Lightning doesn’t just “dissipate” over the surface of a component. It has millions of volts driving it and the lightning bolt will continue its way along, through the aircraft and out the other side:
etc (many photos on the web)
The reason for bonding for lightning protection is to provide the passage through the airframe – same as the lightning conductor on a house (goes into the ground at the bottom).
For this to work, you can’t just put the metal mesh into the composite. You have to join all the bits of mesh with cables. This may happen through them being bolted to some sort of metal frame, or dedicated wires can be used. And exactly the same if you want static protection; they have to be joined up too, and the static wicks have to be connected to the same “circuit”.

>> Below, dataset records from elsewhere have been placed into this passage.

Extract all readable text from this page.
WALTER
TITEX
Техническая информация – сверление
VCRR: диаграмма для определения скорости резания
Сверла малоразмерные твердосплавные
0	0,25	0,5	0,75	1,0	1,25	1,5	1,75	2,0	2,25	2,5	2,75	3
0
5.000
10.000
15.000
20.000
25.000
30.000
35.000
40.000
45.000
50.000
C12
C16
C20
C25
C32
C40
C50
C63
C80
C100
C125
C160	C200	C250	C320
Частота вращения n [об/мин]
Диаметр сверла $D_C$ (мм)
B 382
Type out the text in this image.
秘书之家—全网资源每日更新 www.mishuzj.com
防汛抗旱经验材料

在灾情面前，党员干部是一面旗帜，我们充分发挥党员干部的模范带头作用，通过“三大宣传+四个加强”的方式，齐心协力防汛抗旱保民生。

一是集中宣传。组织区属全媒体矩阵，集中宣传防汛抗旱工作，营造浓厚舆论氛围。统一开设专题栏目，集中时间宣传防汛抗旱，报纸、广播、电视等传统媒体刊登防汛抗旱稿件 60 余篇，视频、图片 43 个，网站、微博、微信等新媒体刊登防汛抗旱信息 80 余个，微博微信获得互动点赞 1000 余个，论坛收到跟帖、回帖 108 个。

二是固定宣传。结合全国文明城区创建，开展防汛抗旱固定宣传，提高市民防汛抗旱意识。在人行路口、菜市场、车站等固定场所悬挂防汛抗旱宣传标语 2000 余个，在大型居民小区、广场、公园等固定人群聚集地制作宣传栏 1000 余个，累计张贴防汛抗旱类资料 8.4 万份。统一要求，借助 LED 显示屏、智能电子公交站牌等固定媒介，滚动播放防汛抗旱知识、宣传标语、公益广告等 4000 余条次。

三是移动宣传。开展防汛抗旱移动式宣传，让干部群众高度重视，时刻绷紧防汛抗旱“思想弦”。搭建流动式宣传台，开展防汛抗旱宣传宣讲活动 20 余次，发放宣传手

That PDF link is dead right now, but maybe Glasair do the bonding as discussed.
NOTE: those pics were all in VMC
Composite material when hit by lightening, it literally explodes, like trees when they are hit. I don’t understand what good the internal bonding of different pieces will do.
As the aircraft isn’t grounded, the lightning bolt will pass through it. It will enter in one point and exit in another point. On its way through the aircraft it will heat the aircraft structure due to electrical resistance. The less the electrical resistance, the less the heating. If there is a particular point with higher electrical resistance, the heating will be concentrated in that point. Bonding will reduce electrical resistance and thus heating. It is not correct to say that “composites explode”. The explosions are caused by expansion of heated air (or moisture, in the case of trees).
Edit: Nice pics, Peter! (I started writing my message before Peter posted his.)
Peter, I have sent you the pdf on mail.
As I said, I have no practical engineering experience in this stuff, and maybe even less so in theoretical knowledge. But you have to remember this product is used by all composite Boeings and Ebraers. So please excuse me if I find it a bit conceptually difficult to agree with the notion they don’t know what they are talking about. I said difficult, not impossible. After all they are simply producing meshes spec’ed by Boeing.
It is not correct to say that “composites explode”. The explosions are caused by expansion of heated air (or moisture, in the case of trees).
Well, that’s pretty much the definition of explosion (I did not say detonation).
From that Glasair doc (many thanks for it BTW)
That’s exactly what I have been saying. This is a full-CofA plane so it needs to have the interconnecting bonding, plus mesh in the composite. But non-CofA “plastic” planes don’t have that (let’s forget the debate that some kind of “CofA” is issued to some homebuilts; I am talking an ICAO Part 23 (or preceeding) CofA). They are just fibreglass and that’s it. Any protection is going to be accidental only e.g. via there being a tubular frame.
One can “take a view” on the lightning risk (and I believe that is the general drift in the “IFR in homebuilts” projects going on in various CAAs) but if you get charged with static, the radio is not going to work. That’s unless there is some clever way to get around that… there might be an antenna location which works OK. When I had the bad bonding issue across the elevator hinges, I found the COM2 (antenna closer to the elevator) was near-useless but the COM1 (above the front seats, almost) was usable. But with a poor range: KX155A doing only about 20nm.
This stuff does make me seriously wonder why so much GA one hears on the radio has such poor comms. One tends to assume it’s because they are flying shagged 30 year old radios like this
or this model, still very popular in the UK and the bread and butter of one-man-band avionics repair shops
but maybe they are modern homebuilts where nobody thought about this, and because the “major demographic” doesn’t venture too far (or flies mostly non-radio – as many homebuilders I know do, exactly) nobody has seen a reason to put much effort into it.